First, you set the location of MDPbiome as your working directory, load the sources from the initialization file.
source("initMDPBiome.R")
To load the OTU table and the mapping file, use the appropriate phyloseq functions
biom.otu<-import_biom("../Data/Example/otu_table.biom")
map<-import_qiime_sample_data("../Data/Example/mapping.tsv")
data.raw <- merge_phyloseq(biom.otu,map)
We propose to normalize microbiome samples following the approach of David et. al. 2014, included as part of the software.
data.norm <- MDPpreprocess(data.raw, processDir = "../Data/Example/")
This step involves creating MDP states as a form of abstracting groups of similar microbiome samples. The common way of doing this abstraction is by clustering techniques.
Note that, if you do not have a cluster assignment in your mapping file, you could use our Robust Clustering procedure, also provided with MDPbiome sources. This will compute a good performing set of clusters based on several metrics. If the process doesn't find clusters it returns -1. If the process succeeds it will append a "cluster" attribute to the sample data of the phyloseq object.
source("robust.clustering.metagenomics.functions.r")
clus.results <- robust.clustering(data.norm, "age", "Ballou2016")
data.norm <- robust.clustering.decision(data.norm,clus.results,"age","Ballou2016")
For output generation we recommend to have short names for MDP actions (distinct values of perturbation). In some cases this implies additional pre-processing of the mapping data, for instance, renaming as "yes"/"no" the occurrence of a perturbation in a sample. For simplicity we omit these steps, since they are not strictly necessary. This is also the point where you may want to create a combined perturbation, for instances appending the labels of two single perturbations.
Then, you should specify the set of perturbations and the required variables
# the set of perturbations
Perturbations <- c('Combined','Salmonella','Probiotic')

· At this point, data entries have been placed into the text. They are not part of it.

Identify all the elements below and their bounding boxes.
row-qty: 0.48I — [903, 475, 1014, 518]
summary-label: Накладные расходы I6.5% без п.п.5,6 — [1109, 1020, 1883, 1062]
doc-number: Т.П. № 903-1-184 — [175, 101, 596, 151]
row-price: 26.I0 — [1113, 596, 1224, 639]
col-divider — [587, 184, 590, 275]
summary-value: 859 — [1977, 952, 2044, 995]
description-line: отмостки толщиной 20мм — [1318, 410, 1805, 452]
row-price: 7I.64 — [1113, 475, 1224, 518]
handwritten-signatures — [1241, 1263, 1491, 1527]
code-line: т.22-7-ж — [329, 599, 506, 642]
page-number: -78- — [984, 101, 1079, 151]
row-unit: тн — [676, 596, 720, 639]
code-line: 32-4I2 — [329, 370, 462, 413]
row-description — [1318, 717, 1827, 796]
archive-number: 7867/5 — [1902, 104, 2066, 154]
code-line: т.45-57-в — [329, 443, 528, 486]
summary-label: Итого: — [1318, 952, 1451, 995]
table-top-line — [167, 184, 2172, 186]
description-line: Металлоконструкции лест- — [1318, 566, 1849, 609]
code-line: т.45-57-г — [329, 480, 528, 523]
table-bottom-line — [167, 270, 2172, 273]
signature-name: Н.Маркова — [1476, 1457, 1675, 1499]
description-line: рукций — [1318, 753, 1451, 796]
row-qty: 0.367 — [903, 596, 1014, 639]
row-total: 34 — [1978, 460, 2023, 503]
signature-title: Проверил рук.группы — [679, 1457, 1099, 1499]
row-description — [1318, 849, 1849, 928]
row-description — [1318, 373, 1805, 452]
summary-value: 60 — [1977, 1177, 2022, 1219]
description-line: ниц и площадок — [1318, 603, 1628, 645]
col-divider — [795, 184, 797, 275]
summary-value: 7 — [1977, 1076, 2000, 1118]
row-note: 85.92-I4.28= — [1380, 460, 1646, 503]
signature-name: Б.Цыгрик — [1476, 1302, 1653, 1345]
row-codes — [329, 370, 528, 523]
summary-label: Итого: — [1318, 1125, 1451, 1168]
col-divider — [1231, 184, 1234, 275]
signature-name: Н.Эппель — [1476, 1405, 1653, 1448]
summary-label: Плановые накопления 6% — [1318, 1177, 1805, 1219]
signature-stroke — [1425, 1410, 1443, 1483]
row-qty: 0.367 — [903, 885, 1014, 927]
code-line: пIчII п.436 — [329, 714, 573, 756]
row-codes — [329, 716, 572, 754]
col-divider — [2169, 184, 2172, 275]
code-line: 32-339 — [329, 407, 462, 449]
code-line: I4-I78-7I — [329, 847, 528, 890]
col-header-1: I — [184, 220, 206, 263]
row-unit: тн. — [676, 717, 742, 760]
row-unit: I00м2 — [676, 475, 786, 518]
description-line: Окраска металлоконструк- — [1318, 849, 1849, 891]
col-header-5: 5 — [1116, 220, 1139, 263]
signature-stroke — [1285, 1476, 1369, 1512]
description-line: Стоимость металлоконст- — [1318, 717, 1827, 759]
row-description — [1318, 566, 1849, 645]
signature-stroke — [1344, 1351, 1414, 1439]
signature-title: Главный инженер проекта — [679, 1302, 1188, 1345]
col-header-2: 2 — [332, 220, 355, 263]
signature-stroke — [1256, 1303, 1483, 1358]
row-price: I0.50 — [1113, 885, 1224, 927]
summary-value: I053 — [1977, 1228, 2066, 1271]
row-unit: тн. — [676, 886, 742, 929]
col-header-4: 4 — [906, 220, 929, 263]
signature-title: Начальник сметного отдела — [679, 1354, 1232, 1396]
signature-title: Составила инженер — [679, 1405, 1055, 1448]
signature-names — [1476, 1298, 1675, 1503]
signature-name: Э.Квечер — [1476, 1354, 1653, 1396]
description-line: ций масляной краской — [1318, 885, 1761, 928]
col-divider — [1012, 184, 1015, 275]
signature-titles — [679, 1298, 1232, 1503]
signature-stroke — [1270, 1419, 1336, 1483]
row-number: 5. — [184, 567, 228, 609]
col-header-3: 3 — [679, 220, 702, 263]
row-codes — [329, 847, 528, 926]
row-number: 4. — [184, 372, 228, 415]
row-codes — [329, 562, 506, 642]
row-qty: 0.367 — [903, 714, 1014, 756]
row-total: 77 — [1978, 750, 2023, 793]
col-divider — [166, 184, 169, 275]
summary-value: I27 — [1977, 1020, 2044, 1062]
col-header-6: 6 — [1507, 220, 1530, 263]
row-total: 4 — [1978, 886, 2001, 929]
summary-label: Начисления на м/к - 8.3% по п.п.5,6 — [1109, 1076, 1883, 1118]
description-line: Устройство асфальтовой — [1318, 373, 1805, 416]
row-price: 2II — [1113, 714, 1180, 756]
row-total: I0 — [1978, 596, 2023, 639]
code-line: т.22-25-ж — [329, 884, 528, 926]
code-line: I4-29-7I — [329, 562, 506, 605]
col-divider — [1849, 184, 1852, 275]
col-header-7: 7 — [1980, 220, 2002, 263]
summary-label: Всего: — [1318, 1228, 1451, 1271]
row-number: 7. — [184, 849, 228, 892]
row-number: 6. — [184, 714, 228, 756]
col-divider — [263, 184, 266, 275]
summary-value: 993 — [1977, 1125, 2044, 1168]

# sample attribute for time points
stepVar <- "age"
# sample attribute for subject
subjectVar <- "Subject.Id"
# default utility function
goalVar <- "diversity"
Finally, you need to set a path to the location where output files will be generated. The createTreeDir function prepares a directory structure considering perturbations and high-level functions
dirdata <- "../Data/Example/"
createTreeDir(dirdata,Perturbations)
We describe here the high-level functions of the system. To see examples of the output you can expect, please check the pre-computed results presented in MDPbiome results
This computes the optimal policy for the given data, and performs a "Monte Carlo"-like sampling experiment to determine the stability ratio for the policy and by each individual action. By default, the alpha-diversity criteria is used to determine the reward function.
mdpBiomeBase()
Alternatively, you can provide an attribute indicating the goodness of the sample. The per-cluster average of this attribute can serve as the utility vector U(s), which is the basis for reward schemas.
mdpBiomeBase(utilityVar="altDiversity")
This computes a leave-one-out cross validation to determine how general policies are when they are prescribed to subjects not included in the modelling data. The performance is measured comparing the outcome when subject follow or not the proposed optimal policy
mdpBiomeLoocv("preferGood",goalVar = "diversity")
In this example, we select the "preferGood" reward schema and use the alpha diversity as a criteria for assigning utility to the clusters.